Governo Lula pode acionar OMC contra tarifas dos EUA

Presidente Lula em entrevista coletiva após o fim da Cúpula do G7 - © Ricardo Stuckert/PR
Governo Lula repudia tarifas de 25% impostas pelos EUA e anuncia acionamento da Lei de Reciprocidade e da OMC
O governo do presidente Luiz Inácio Lula da Silva repudiou a imposição de tarifas de 25% pelos Estados Unidos sobre produtos brasileiros, confirmada pelo governo Trump na noite de quarta-feira, 15. Em nota divulgada pela Secretaria de Comunicação Social da Presidência da República (Secom), o Planalto classificou a data como um "marco lastimável" nas relações entre Brasil e EUA. O comunicado, publicado na madrugada de quinta-feira, 16, afirma que o Executivo "iniciará imediatamente os trâmites para acionar os instrumentos previstos na Lei de Reciprocidade" e que "retomará o tema no âmbito do mecanismo de solução de controvérsias da Organização Mundial do Comércio (OMC)". A Lei de Reciprocidade Econômica permite que o Brasil responda a medidas unilaterais adotadas por países ou blocos econômicos que impactem negativamente a competitividade internacional brasileira.

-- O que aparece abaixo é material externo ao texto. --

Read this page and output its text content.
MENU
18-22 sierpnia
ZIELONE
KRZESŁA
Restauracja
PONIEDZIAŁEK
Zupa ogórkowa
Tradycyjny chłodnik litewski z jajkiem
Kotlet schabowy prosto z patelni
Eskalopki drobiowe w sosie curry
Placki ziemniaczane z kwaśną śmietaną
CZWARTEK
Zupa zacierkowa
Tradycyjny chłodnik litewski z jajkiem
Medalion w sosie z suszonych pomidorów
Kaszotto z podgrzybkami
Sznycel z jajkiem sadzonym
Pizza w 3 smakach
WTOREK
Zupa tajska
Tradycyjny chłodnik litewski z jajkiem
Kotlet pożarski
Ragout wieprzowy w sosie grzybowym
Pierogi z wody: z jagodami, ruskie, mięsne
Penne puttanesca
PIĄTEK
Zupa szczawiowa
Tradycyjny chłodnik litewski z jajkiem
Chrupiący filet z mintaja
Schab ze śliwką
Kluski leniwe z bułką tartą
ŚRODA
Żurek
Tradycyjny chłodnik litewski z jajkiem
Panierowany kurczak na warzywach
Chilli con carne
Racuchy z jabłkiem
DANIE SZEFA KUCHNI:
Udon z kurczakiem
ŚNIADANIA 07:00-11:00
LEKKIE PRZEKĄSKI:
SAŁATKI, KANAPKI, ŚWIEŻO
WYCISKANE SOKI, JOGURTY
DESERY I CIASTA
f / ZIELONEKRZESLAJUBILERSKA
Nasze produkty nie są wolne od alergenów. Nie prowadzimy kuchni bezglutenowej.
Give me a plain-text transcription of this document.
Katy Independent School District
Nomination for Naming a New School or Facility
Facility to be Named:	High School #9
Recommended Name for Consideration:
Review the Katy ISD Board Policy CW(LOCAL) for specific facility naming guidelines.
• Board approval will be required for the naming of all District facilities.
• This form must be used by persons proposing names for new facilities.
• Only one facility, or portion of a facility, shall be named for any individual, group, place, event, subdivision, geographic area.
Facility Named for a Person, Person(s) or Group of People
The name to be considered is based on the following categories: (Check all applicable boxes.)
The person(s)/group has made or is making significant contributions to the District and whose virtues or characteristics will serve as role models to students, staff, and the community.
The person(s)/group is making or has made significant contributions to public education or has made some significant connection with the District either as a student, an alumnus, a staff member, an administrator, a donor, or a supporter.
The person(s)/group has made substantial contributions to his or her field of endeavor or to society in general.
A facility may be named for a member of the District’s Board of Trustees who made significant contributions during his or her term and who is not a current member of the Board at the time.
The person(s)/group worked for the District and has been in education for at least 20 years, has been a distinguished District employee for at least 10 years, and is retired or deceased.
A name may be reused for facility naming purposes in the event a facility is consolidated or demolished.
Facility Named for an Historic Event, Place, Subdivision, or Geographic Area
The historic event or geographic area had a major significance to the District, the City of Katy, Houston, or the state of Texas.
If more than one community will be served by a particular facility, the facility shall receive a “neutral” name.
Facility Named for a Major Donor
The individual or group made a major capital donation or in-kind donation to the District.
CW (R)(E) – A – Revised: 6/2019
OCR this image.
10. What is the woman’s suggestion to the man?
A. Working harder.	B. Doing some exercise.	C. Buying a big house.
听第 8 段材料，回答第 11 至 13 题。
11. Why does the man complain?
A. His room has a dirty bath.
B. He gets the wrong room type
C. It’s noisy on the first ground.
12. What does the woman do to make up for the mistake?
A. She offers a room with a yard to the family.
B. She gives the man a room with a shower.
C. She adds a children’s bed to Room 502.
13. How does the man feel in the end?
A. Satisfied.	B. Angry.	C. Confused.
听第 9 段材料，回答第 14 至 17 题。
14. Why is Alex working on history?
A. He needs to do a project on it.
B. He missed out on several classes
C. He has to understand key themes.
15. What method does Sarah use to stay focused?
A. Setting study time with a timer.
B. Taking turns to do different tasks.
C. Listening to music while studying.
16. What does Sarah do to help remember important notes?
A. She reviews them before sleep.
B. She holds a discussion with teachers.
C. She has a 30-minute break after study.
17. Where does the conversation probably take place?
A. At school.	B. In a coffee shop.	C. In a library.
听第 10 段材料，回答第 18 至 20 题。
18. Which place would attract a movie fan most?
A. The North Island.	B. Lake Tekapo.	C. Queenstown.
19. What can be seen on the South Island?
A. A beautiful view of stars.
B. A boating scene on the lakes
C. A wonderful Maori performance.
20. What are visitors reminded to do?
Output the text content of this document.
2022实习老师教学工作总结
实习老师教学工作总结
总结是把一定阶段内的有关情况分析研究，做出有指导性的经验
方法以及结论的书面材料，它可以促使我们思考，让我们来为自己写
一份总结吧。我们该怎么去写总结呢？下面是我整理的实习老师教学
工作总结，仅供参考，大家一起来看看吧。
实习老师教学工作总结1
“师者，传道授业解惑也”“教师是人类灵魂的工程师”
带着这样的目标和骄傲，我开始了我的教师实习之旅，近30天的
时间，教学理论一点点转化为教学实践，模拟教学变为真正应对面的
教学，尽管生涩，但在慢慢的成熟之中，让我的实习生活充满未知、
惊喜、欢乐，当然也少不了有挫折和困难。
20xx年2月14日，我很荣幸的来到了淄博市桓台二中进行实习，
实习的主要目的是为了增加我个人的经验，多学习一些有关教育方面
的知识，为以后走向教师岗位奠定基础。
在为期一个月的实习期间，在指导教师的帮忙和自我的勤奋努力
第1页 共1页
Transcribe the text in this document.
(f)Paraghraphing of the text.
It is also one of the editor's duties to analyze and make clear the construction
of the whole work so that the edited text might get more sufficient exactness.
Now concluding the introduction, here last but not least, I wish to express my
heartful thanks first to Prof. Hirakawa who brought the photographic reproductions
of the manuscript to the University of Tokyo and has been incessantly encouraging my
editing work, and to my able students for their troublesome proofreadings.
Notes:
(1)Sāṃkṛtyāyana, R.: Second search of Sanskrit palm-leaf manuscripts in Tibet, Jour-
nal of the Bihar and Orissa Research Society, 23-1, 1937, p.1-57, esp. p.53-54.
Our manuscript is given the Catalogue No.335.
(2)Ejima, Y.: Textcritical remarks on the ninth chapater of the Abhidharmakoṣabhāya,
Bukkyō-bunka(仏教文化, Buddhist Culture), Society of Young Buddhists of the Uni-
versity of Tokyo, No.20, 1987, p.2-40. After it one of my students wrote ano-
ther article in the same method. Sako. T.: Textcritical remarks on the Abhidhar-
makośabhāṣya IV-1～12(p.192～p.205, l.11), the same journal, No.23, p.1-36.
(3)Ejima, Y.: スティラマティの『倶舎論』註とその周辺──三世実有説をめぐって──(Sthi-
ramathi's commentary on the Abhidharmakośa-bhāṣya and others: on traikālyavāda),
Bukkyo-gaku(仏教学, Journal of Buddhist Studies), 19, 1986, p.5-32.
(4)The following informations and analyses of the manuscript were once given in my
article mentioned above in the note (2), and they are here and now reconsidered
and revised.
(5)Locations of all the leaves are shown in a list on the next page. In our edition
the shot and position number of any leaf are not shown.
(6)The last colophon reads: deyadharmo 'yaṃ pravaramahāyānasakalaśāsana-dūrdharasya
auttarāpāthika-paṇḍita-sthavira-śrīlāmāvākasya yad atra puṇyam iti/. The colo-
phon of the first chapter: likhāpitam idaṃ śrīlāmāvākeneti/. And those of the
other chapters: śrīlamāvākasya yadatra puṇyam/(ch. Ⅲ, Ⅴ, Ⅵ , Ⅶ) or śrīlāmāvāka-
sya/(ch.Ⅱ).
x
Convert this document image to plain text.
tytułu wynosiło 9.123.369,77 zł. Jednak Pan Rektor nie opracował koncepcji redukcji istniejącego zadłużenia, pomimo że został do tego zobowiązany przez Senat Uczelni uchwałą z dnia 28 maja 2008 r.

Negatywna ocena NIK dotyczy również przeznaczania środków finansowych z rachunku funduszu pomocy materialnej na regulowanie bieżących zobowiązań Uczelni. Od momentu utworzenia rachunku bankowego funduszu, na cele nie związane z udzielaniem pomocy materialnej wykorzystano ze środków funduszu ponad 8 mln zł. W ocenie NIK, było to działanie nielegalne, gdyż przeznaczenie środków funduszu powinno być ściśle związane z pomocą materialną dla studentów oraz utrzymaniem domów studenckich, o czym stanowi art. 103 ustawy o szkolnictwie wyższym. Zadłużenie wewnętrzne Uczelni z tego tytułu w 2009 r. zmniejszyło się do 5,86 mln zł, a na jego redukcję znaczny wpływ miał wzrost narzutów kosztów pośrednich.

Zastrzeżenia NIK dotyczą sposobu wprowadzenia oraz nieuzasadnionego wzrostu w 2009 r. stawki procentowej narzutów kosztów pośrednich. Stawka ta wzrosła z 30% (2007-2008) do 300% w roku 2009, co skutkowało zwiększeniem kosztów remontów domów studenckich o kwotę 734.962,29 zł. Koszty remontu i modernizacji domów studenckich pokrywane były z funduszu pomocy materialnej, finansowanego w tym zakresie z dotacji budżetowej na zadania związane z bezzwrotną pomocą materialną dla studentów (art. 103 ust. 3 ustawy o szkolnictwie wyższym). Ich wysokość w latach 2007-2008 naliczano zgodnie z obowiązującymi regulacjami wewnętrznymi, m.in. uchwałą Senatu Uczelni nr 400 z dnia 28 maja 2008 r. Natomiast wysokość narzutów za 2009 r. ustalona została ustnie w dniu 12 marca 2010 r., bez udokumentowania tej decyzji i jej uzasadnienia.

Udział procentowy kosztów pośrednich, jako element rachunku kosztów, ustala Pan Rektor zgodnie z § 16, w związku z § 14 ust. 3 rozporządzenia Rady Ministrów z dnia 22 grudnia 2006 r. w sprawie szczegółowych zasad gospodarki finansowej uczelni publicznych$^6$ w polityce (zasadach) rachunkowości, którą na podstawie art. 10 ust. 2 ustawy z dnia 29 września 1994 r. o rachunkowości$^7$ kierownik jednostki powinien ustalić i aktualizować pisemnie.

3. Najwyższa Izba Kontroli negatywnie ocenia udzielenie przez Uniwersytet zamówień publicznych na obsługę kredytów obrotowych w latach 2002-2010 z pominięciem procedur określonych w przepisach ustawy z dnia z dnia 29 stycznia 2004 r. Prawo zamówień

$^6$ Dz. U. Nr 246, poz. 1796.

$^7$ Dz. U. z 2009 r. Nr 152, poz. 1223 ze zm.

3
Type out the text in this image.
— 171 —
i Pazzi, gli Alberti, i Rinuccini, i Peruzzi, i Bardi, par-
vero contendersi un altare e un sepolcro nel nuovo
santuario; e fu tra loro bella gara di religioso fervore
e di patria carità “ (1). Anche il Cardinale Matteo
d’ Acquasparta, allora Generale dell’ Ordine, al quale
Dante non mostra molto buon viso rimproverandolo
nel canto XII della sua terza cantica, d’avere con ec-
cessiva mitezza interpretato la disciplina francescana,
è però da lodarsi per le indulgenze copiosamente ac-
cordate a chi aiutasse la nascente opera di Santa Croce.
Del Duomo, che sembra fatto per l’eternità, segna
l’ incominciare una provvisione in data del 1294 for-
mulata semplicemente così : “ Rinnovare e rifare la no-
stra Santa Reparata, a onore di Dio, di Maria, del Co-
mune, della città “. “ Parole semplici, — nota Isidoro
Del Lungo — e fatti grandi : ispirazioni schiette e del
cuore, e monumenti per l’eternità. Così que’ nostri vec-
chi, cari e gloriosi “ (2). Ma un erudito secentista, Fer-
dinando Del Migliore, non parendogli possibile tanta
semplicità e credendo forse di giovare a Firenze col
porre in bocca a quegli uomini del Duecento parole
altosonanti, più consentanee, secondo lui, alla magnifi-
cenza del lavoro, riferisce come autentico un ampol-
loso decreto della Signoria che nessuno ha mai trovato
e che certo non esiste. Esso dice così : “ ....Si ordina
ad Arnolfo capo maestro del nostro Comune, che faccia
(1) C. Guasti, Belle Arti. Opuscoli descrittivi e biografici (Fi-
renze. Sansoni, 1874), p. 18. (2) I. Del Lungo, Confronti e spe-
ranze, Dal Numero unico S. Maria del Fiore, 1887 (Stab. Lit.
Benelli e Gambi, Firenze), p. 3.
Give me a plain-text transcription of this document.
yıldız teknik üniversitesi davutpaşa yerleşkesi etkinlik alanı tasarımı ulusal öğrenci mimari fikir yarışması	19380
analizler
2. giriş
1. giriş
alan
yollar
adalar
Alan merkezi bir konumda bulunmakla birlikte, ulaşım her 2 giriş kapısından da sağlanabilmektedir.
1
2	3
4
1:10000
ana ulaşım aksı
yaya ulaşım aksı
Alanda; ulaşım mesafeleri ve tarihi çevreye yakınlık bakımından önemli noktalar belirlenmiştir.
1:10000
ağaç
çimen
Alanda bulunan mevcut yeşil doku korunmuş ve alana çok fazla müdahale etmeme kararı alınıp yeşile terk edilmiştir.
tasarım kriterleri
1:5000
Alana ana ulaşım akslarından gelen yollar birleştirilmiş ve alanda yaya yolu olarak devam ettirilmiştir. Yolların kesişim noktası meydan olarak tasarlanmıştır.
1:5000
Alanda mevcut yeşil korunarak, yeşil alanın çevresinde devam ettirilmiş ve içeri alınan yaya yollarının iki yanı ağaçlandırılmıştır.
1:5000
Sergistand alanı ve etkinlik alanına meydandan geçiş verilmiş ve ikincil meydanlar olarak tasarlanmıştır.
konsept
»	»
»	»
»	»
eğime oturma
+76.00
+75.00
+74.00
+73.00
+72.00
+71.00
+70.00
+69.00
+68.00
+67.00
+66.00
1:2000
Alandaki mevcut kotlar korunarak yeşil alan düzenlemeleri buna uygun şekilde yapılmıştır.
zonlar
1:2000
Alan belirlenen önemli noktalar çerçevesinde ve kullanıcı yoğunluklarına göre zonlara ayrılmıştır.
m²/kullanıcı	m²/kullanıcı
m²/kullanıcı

Na nota, o governo rebateu a justificativa norte-americana para as tarifas: "Não há justificativa para medidas unilaterais contra o nosso País. Segundo estatísticas do próprio governo norte-americano, os EUA acumularam nos últimos 15 anos US$ 424,5 bilhões em superávit de bens e serviços com o Brasil". O texto ainda ressalta que "O Brasil não reconhece a legitimidade de investigações sem amparo nas regras multilaterais de comércio. Apesar disso, nunca deixamos a mesa de negociação para defender os interesses nacionais". O governo também sinalizou que seguirá adotando medidas para minimizar os impactos econômicos, afirmando que irá "continuar a diversificar parcerias comerciais e a abrir novos mercados para os produtos do País", além de adotar iniciativas para "reduzir os danos causados à economia e à renda dos brasileiros".
A Secom responsabilizou diretamente a família Bolsonaro pelo agravamento do cenário tarifário: "É triste constatar que o lamentável desfecho das investigações baseadas na Seção 301 faz parte do enredo construído com a ativa colaboração da família Bolsonaro. São falsos patriotas que arquitetaram e defenderam publicamente ações contra o nosso País, movidos por objetivos eleitoreiros". O senador e pré-candidato à Presidência da República Flávio Bolsonaro (PL-RJ) participou, no início do mês, de uma audiência no Escritório do Representante de Comércio dos Estados Unidos (USTR), em Washington, no âmbito das investigações comerciais contra o Brasil. Na ocasião, ele criticou o governo Lula e afirmou que as tarifas têm sido utilizadas pelo atual governo para benefício político.